Nathalie turned the car around,—the man who had been following her had long since disappeared in the darkness,—and was soon speeding towards home. She glanced every now and then at the three figures on the back seat, who sat as still as three blind mice, snuggling up to each other for warmth, while the little chap at her side clutched her frantically as he lurched forward every time the car swung around a corner, or bumped over a “thank-you-ma’am.”
“Here, kiddie,” cried the girl presently, suddenly looking down at the child, whose big, reddish-brown eyes were staring up at her half fearfully from out of a wan, white face. “Put your head on my lap! There, that’s it,” as the child, to her surprise snuggled up to her, and then silently obeyed. “Now look up,” she added laughingly, “and count the stars.”
Although this injunction brought forth a chuckle from the back seat, it sufficed to keep the little one quiet, and the girl, as she drove rapidly on, could hear him droning, “One, two, three,—” until, with a drowsy little sigh, the counting ceased, and the girl saw that he was asleep.
It was almost nine o’clock when Nathalie whirled under the dimly burning lantern of the porte-cochère at Seven Pillars, where, on the veranda, Janet and her mother were anxiously watching for her.
“Oh, Nathalie, I have been so worried about you,” began her mother plaintively. “I will never let you go off this way again.” But her lamentations were cut short as her daughter cried, “Oh, it’s all right, mumsie; something happened to the car and detained me. But do help me get these hungry boys into the house, for the poor things are just dead with the long ride and for something to eat.”
Several minutes later, as the girl came hurrying from the kitchen, where she had been to see if the boys’ supper was ready, she found them lined up in the hall, four pathetically weary little figures. Their pale faces were smeared with railroad dust, and their foreheads oozed perspiration, but their eyes were bright and expectantly keen, on the alert for the something good that they knew was coming.

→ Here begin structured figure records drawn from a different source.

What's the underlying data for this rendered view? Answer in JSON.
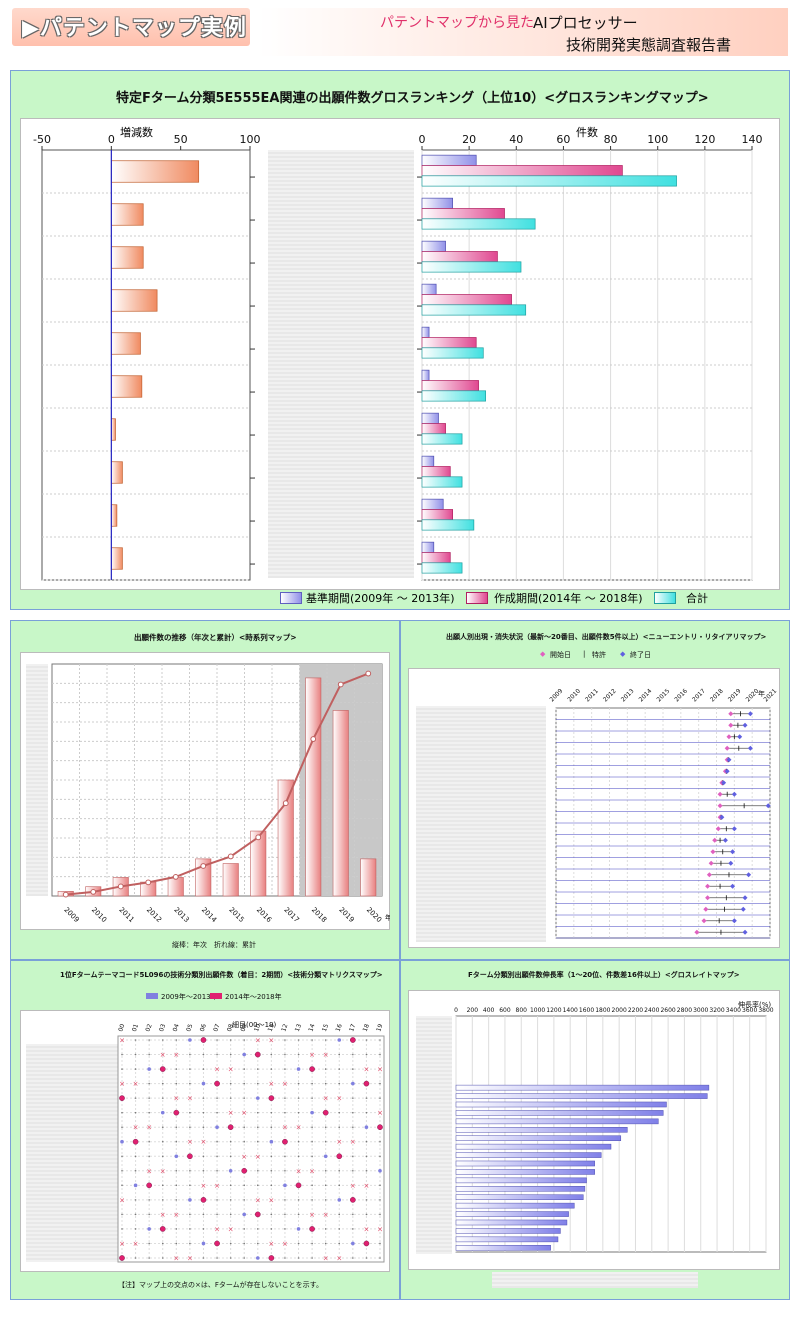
{
  "header": {
    "title": "▶パテントマップ実例",
    "subtitle_pink": "パテントマップから見た",
    "subtitle_black": "AIプロセッサー",
    "subtitle_line2": "技術開発実態調査報告書"
  },
  "colors": {
    "panel_bg": "#c8f7c8",
    "pink_accent": "#e0306a",
    "growth_bar": "#f08a60",
    "base_bar": "#9090e8",
    "create_bar": "#e04890",
    "total_bar": "#40e0e0"
  },
  "main_chart": {
    "title": "特定Fターム分類5E555EA関連の出願件数グロスランキング（上位10）<グロスランキングマップ>",
    "left_axis_label": "増減数",
    "right_axis_label": "件数",
    "legend": [
      "基準期間(2009年 ～ 2013年)",
      "作成期間(2014年 ～ 2018年)",
      "合計"
    ]
  },
  "ts_chart": {
    "title": "出願件数の推移（年次と累計）<時系列マップ>",
    "footer": "縦棒：年次　折れ線：累計",
    "year_unit": "年"
  },
  "entry_chart": {
    "title": "出願人別出現・消失状況（最新～20番目、出願件数5件以上）<ニューエントリ・リタイアリマップ>",
    "legend": [
      "開始日",
      "特許",
      "終了日"
    ],
    "year_unit": "年"
  },
  "matrix_chart": {
    "title": "1位Fタームテーマコード5L096の技術分類別出願件数（着目：2期間）<技術分類マトリクスマップ>",
    "legend": [
      "2009年～2013年",
      "2014年～2018年"
    ],
    "x_header": "細目(00～19)",
    "note": "【注】マップ上の交点の×は、Fタームが存在しないことを示す。"
  },
  "growth_chart": {
    "title": "Fターム分類別出願件数伸長率（1～20位、件数差16件以上）<グロスレイトマップ>",
    "axis_label": "伸長率(%)"
  },
  "chart_data": [
    {
      "type": "bar",
      "name": "増減数",
      "xlim": [
        -50,
        100
      ],
      "ticks": [
        -50,
        0,
        50,
        100
      ],
      "values": [
        63,
        23,
        23,
        33,
        21,
        22,
        3,
        8,
        4,
        8
      ]
    },
    {
      "type": "bar",
      "name": "件数",
      "xlim": [
        0,
        140
      ],
      "ticks": [
        0,
        20,
        40,
        60,
        80,
        100,
        120,
        140
      ],
      "series": [
        {
          "name": "基準期間(2009年 ～ 2013年)",
          "values": [
            23,
            13,
            10,
            6,
            3,
            3,
            7,
            5,
            9,
            5
          ]
        },
        {
          "name": "作成期間(2014年 ～ 2018年)",
          "values": [
            85,
            35,
            32,
            38,
            23,
            24,
            10,
            12,
            13,
            12
          ]
        },
        {
          "name": "合計",
          "values": [
            108,
            48,
            42,
            44,
            26,
            27,
            17,
            17,
            22,
            17
          ]
        }
      ]
    },
    {
      "type": "bar",
      "name": "時系列",
      "categories": [
        "2009",
        "2010",
        "2011",
        "2012",
        "2013",
        "2014",
        "2015",
        "2016",
        "2017",
        "2018",
        "2019",
        "2020"
      ],
      "highlight_from_index": 9,
      "series": [
        {
          "name": "年次",
          "values": [
            1,
            2,
            4,
            3,
            4,
            8,
            7,
            14,
            25,
            47,
            40,
            8
          ]
        },
        {
          "name": "累計",
          "values": [
            1,
            3,
            7,
            10,
            14,
            22,
            29,
            43,
            68,
            115,
            155,
            163
          ]
        }
      ]
    },
    {
      "type": "scatter",
      "name": "ニューエントリ・リタイアリ",
      "x_ticks": [
        "2009",
        "2010",
        "2011",
        "2012",
        "2013",
        "2014",
        "2015",
        "2016",
        "2017",
        "2018",
        "2019",
        "2020",
        "2021"
      ],
      "rows": [
        [
          2018.8,
          2019.9
        ],
        [
          2018.8,
          2019.6
        ],
        [
          2018.7,
          2019.3
        ],
        [
          2018.6,
          2019.9
        ],
        [
          2018.6,
          2018.7
        ],
        [
          2018.5,
          2018.6
        ],
        [
          2018.3,
          2018.4
        ],
        [
          2018.2,
          2019.0
        ],
        [
          2018.2,
          2020.9
        ],
        [
          2018.2,
          2018.3
        ],
        [
          2018.1,
          2019.0
        ],
        [
          2017.9,
          2018.5
        ],
        [
          2017.8,
          2018.9
        ],
        [
          2017.7,
          2018.8
        ],
        [
          2017.6,
          2019.8
        ],
        [
          2017.5,
          2018.9
        ],
        [
          2017.5,
          2019.6
        ],
        [
          2017.4,
          2019.5
        ],
        [
          2017.3,
          2019.0
        ],
        [
          2016.9,
          2019.6
        ]
      ]
    },
    {
      "type": "scatter",
      "name": "技術分類マトリクス",
      "x_ticks": [
        "00",
        "01",
        "02",
        "03",
        "04",
        "05",
        "06",
        "07",
        "08",
        "09",
        "10",
        "11",
        "12",
        "13",
        "14",
        "15",
        "16",
        "17",
        "18",
        "19"
      ],
      "row_count": 16
    },
    {
      "type": "bar",
      "name": "伸長率",
      "xlim": [
        0,
        3800
      ],
      "ticks": [
        0,
        200,
        400,
        600,
        800,
        1000,
        1200,
        1400,
        1600,
        1800,
        2000,
        2200,
        2400,
        2600,
        2800,
        3000,
        3200,
        3400,
        3600,
        3800
      ],
      "values": [
        3100,
        3080,
        2580,
        2540,
        2480,
        2100,
        2020,
        1900,
        1780,
        1700,
        1700,
        1600,
        1580,
        1560,
        1450,
        1380,
        1360,
        1280,
        1250,
        1160
      ]
    }
  ]
}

As her eyes swept smilingly down the line, the smile suddenly wavered, as her glance was arrested by the thin, emaciated face of a strange grayish whiteness,—of a peasant lad, who, bewildered with dumb amazement, was staring at her with a dogged look, his dark eyes haunted, as it were, by an expression of fear.

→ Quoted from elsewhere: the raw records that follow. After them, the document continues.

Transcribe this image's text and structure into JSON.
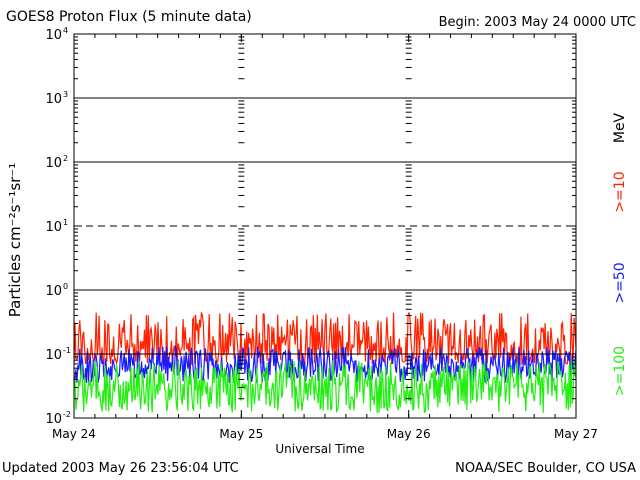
{
  "header": {
    "title": "GOES8 Proton Flux (5 minute data)",
    "begin": "Begin: 2003 May 24 0000 UTC"
  },
  "footer": {
    "updated": "Updated 2003 May 26 23:56:04 UTC",
    "credit": "NOAA/SEC Boulder, CO USA"
  },
  "colors": {
    "ge10": "#ff2200",
    "ge50": "#1a1aff",
    "ge100": "#22ee11"
  },
  "chart_data": {
    "type": "line",
    "title": "GOES8 Proton Flux (5 minute data)",
    "xlabel": "Universal Time",
    "ylabel": "Particles cm⁻²s⁻¹sr⁻¹",
    "yscale": "log",
    "ylim": [
      0.01,
      10000
    ],
    "yticks": [
      {
        "value": 0.01,
        "base": "10",
        "exp": "-2"
      },
      {
        "value": 0.1,
        "base": "10",
        "exp": "-1"
      },
      {
        "value": 1,
        "base": "10",
        "exp": "0"
      },
      {
        "value": 10,
        "base": "10",
        "exp": "1"
      },
      {
        "value": 100,
        "base": "10",
        "exp": "2"
      },
      {
        "value": 1000,
        "base": "10",
        "exp": "3"
      },
      {
        "value": 10000,
        "base": "10",
        "exp": "4"
      }
    ],
    "xticks": [
      "May 24",
      "May 25",
      "May 26",
      "May 27"
    ],
    "legend_unit": "MeV",
    "legend_placement": "right",
    "series": [
      {
        "name": ">=10",
        "color": "#ff2200",
        "typical_range": [
          0.07,
          0.45
        ]
      },
      {
        "name": ">=50",
        "color": "#1a1aff",
        "typical_range": [
          0.035,
          0.13
        ]
      },
      {
        "name": ">=100",
        "color": "#22ee11",
        "typical_range": [
          0.012,
          0.08
        ]
      }
    ],
    "thresholds": [
      {
        "value": 10,
        "style": "dashed"
      },
      {
        "value": 0.1,
        "style": "solid"
      }
    ]
  }
}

He was huddling something in his right arm, a yellowish-brown thing that squirmed and twisted uneasily, while the left sleeve of his soiled shirt-waist, strapped with one suspender, was pinned to his shoulder in an empty, flat way that was infinitely pathetic, for the little lad had only one arm!
The girl stared back at the boy with a suppressed cry, as into memory flashed the many stories she had heard of the Belgian and French children who had been so mercilessly ill-treated and maimed by the German soldiers. Oh, this must be one of those refugees. Yes, she dimly remembered now, seeing the word “Belgian” in Mrs. Van Vorst’s letter, which she had read so quickly. With sudden effort, her natural kindliness coming to her aid, she smiled into the fear-haunted eyes, crying gently, as she softly touched him on the one arm, “Is that your dog? Oh, I love dogs. What is his name?”
A sudden flash of joyful relief radiated from the boy’s face, momentarily driving away that dulled, cowlike bewilderment from his eyes. It was a look that caused Nathalie’s heart to quiver with pain, for it was the look of some dumb animal that had been wantonly punished or brutally hurt by the hand it loved; a look that haunted her for many days, constantly urging her to try and say something, or do something, so as to drive it away.